NVSHMEM Device Remote Memory Access (RMA) with CuTe DSL

This section documents the NVSHMEM Device Remote Memory Access (RMA) operations with CuTe DSL.

Example: Using put and get in a CuTe kernel

The following example demonstrates how to use the NVSHMEM put and get operations in a CuTe kernel. These allow threads to write to and read from memory on a remote PE (processing element) directly from device code.

import cutlass
from cutlass import cute
from cuda.core import Device, Stream
import nvshmem
import nvshmem.core.device.cute as nvshmem_cute
import nvshmem.core.interop.cute as nvshmem_cute_interop
from mpi4py import MPI

@cute.kernel
def rma_kernel(src: cute.Tensor, dst: cute.Tensor, remote_buf: cute.Tensor, pe: cutlass.Int32):
    # Put data from src to remote_buf on remote PE
    nvshmem_cute.put_block(remote_buf, src, pe)
    # Get data from remote_buf on remote PE to dst
    nvshmem_cute.get_block(dst, remote_buf, pe)

@cute.jit
def rma_launcher(src, dst, remote_buf, pe):
    rma_kernel[1, 1](src, dst, remote_buf, pe)

# Initialize NVSHMEM
dev = Device()
dev.set_current()
stream = dev.create_stream()
nvshmem.init(dev=dev, mpi_comm=MPI.COMM_WORLD, initializer_method="mpi", stream=stream)

# Get information about the current PE
me = nvshmem.my_pe()
n_pes = nvshmem.n_pes()

# Choose a remote PE (for example, next PE in a ring)
pe = (me + 1) % n_pes

# Allocate device tensors using NVSHMEM symmetric memory
src = nvshmem_cute_interop.tensor((1,), dtype=cute.Int32)
dst = nvshmem_cute_interop.tensor((1,), dtype=cute.Int32)
remote_buf = nvshmem_cute_interop.tensor((1,), dtype=cute.Int32)

# Compile and launch the kernel
compiled_fn, nvshmem_kernel = nvshmem_cute_interop.cute_compile_helper(
    rma_launcher, src, dst, remote_buf, pe
)
compiled_fn(src, dst, remote_buf, pe, stream=stream)

# Finalize NVSHMEM
nvshmem.core.library_finalize(nvshmem_kernel)
nvshmem_cute_interop.cleanup_cute()
nvshmem.finalize(dev=dev, stream=stream)

This example puts the value from src to the remote_buf on the next PE in a ring, and then gets the value back into dst. The CTA-level put_block and get_block operations require all threads in the CTA to call with the same arguments.

nvshmem.core.device.cute.rma.p(dst, src, pe)

Writes a single scalar value src to the symmetric location dst on PE pe. This is a thread-level point operation (scalar put).

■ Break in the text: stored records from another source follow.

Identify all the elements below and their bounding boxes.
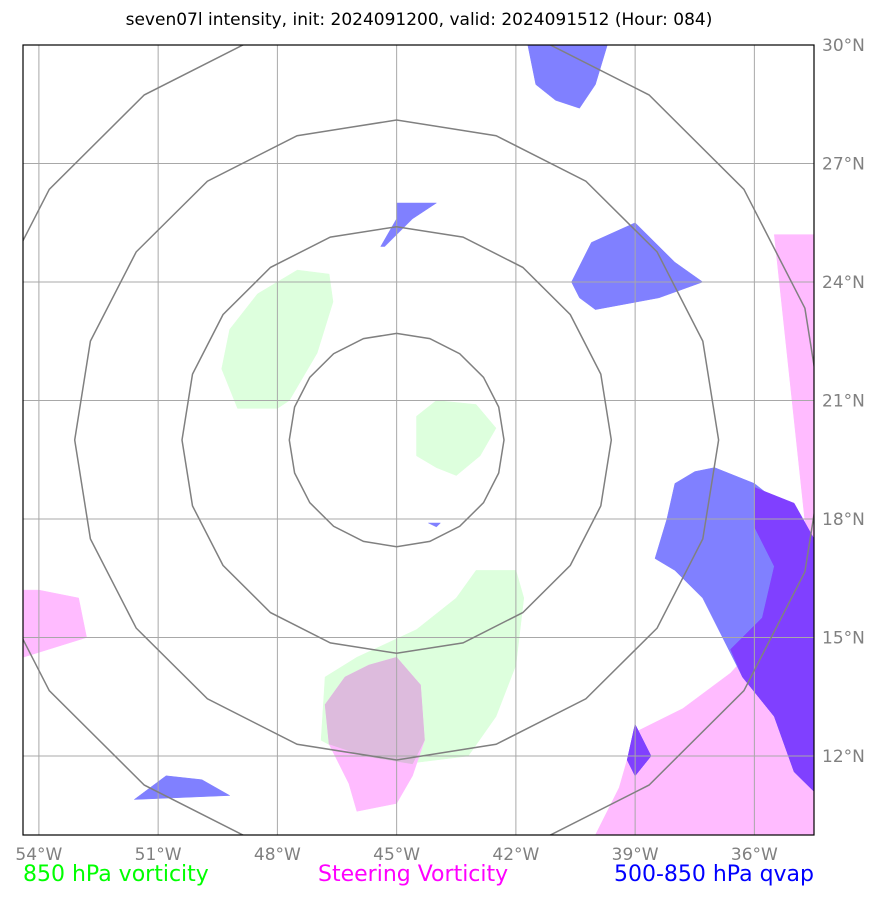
- x-tick-label-3: 45°W: [373, 845, 420, 865]
- qvap-region-4: [428, 522, 442, 528]
- legend-850-vorticity: 850 hPa vorticity: [23, 862, 209, 887]
- qvap-region-0: [527, 45, 608, 109]
- green-vorticity-region-1: [416, 400, 497, 476]
- y-tick-labels: 30°N 27°N 24°N 21°N 18°N 15°N 12°N: [822, 36, 865, 767]
- range-ring-0: [288, 332, 505, 548]
- x-tick-labels: 54°W 51°W 48°W 45°W 42°W 39°W 36°W: [15, 845, 778, 865]
- range-ring-1: [181, 225, 613, 655]
- x-tick-label-6: 36°W: [731, 845, 778, 865]
- x-tick-label-2: 48°W: [254, 845, 301, 865]
- vorticity-steering-overlap-region-0: [324, 657, 425, 765]
- qvap-region-1: [380, 202, 438, 247]
- range-ring-2: [73, 119, 720, 761]
- chart-title: seven07l intensity, init: 2024091200, va…: [126, 10, 713, 30]
- y-tick-label-5: 15°N: [822, 629, 865, 649]
- y-tick-label-6: 12°N: [822, 747, 865, 767]
- y-tick-label-4: 18°N: [822, 510, 865, 530]
- plot-area: [23, 45, 814, 835]
- x-tick-label-0: 54°W: [15, 845, 62, 865]
- steering-vorticity-region-1: [23, 589, 87, 658]
- range-rings: [23, 45, 814, 835]
- plot-frame: [22, 44, 815, 836]
- y-tick-label-3: 21°N: [822, 392, 865, 412]
- x-tick-label-5: 39°W: [612, 845, 659, 865]
- y-tick-label-0: 30°N: [822, 36, 865, 56]
- x-tick-label-4: 42°W: [492, 845, 539, 865]
- x-tick-label-1: 51°W: [135, 845, 182, 865]
- fills-layer: [23, 45, 814, 835]
- legend-steering-vorticity: Steering Vorticity: [318, 862, 509, 887]
- legend-qvap: 500-850 hPa qvap: [613, 862, 814, 887]
- qvap-region-2: [571, 222, 704, 310]
- y-tick-label-1: 27°N: [822, 155, 865, 175]
- range-ring-3: [23, 45, 814, 835]
- y-tick-label-2: 24°N: [822, 273, 865, 293]
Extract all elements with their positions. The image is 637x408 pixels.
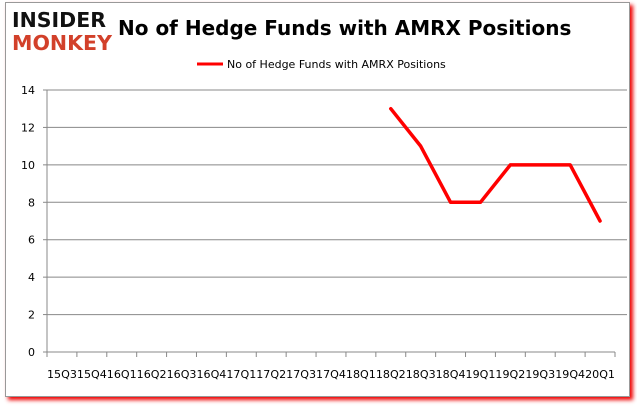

Unlike put, which transfers an array of elements, p transfers exactly one scalar value. dst must point to a single-element symmetric location.

Args:
  • dst: CuTe tensor view pointing to a single-element symmetric destination on PE pe. Must be a symmetric (NVSHMEM-allocated) tensor with exactly one element.
  • src: Scalar value to write. The value is cast to the dtype of dst.
  • pe (int): Target PE.
Note:
This is a blocking, thread-level operation. src is cast to the element dtype of dst before the transfer.
nvshmem.core.device.cute.rma.g(src, pe)

Reads and returns a single scalar value from the symmetric location src on PE pe. This is a thread-level get operation (scalar get).

Unlike get, which transfers an array of elements, g retrieves exactly one scalar value. src must point to a single-element symmetric location.

Args:
  • src: CuTe tensor view pointing to a single-element symmetric source on PE pe. Must be a symmetric (NVSHMEM-allocated) tensor with exactly one element.
  • pe (int): Source PE to read from.
Returns:
The scalar value stored at src on PE pe, with the same dtype as src.
Note:
This is a blocking, thread-level operation. The returned value is immediately available.
nvshmem.core.device.cute.rma.put(dst, src, pe)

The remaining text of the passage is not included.